Lorsque le docteur Mallard se réveilla, il était dix heures onze, il avait mal au dos et des courbatures dans tous ses muscles, et une souriante jeune femme lui faisait face. Il lui fallut un peu de temps pour se souvenir qu'il était à l'hôpital naval de Bethesda, qu'il s'était endormi à une heure tardive au chevet de son collègue et ami convalescent sur une chaise inconfortable, et que c'était une infirmière qui lui souriait.

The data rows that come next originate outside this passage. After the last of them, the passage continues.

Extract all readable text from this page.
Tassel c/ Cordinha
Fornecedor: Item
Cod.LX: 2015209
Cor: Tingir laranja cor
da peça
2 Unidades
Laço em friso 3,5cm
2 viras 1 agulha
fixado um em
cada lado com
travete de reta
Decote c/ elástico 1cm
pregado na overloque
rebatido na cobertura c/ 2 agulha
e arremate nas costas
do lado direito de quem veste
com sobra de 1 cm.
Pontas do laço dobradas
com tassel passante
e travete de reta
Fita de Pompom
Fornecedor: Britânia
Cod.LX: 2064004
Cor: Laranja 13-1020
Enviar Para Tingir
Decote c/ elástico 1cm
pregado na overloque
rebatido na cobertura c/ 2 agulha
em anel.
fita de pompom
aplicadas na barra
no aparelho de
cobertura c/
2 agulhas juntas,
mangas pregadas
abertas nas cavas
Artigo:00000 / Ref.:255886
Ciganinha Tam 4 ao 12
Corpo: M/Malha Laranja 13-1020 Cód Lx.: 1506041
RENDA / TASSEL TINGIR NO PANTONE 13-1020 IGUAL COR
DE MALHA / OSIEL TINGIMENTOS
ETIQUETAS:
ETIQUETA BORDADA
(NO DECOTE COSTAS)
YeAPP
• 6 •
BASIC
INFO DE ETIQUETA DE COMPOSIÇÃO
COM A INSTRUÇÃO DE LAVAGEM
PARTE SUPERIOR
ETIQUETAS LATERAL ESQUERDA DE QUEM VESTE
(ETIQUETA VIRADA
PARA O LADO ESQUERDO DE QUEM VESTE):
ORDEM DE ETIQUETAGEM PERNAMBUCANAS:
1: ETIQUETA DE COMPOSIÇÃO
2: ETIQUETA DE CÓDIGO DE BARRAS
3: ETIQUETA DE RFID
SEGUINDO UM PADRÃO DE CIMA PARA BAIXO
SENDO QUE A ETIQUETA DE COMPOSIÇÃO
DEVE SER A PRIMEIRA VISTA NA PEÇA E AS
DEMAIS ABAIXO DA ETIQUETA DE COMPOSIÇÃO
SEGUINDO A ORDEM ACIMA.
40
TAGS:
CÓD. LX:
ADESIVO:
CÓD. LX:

« Est-ce que je peux vous apporter quelque chose ? demandait-elle gentiment.

- Un petit quelque chose à manger ne serait pas de refus. Avec un café si possible. »

Elle lui confirma sa commande et s'éclipsa, laissant le vieux légiste seul avec le blessé toujours sous l'effet des sédatifs. Il avait extrêmement mal dormi, mais il était bien trop content qu'Anthony s'en fût tiré pour penser s'en plaindre. Anesthésié par une de ses perfusions, l'agent n'avait pas bougé ni gémit de toute la nuit, et seuls les moniteurs et leurs bruits réguliers attestaient du fait qu'il fût en vie.

Avant qu'il n'eût eu le temps de finir ses étirements, l'infirmière revenait avec un plateau contenant un œuf, deux petits pains au beurre et un gobelet de café; service cinq étoile pour un hôpital.

« Son médecin a coupé les sédatifs, l'informa-t-elle. Il ne devrait pas tarder à se réveiller. Je compte sur vous pour nous prévenir dès que c'est le cas. »

Ducky lui assura qu'il le ferait, et elle quitta la chambre. Le légiste tenta vainement de trouver une position confortable, optant finalement pour la moins inconfortable, et entreprit de déguster son petit déjeuner sans quitter Anthony des yeux. Il venait d'entamer le deuxième petit pain lorsque le blessé fit un premier mouvement, juste bouger la tête. Il finissait son œuf lorsqu'il vit son visage se crisper, puis se détendre. Et il avait fini depuis longtemps son petit-déjeuner et sirotait son café en dissertant sur ses expériences avec le personnel hospitalier au cours de sa carrière lorsqu'enfin l'agent se réveilla. « Rassure-moi Ducky, je ne suis pas à la morgue sur une table d'autopsie, si ? » fut la première chose qu'il dit, d'une voix faible, asséchée et lente mais néanmoins pleine de vie. Le légiste approcha sa chaise du lit.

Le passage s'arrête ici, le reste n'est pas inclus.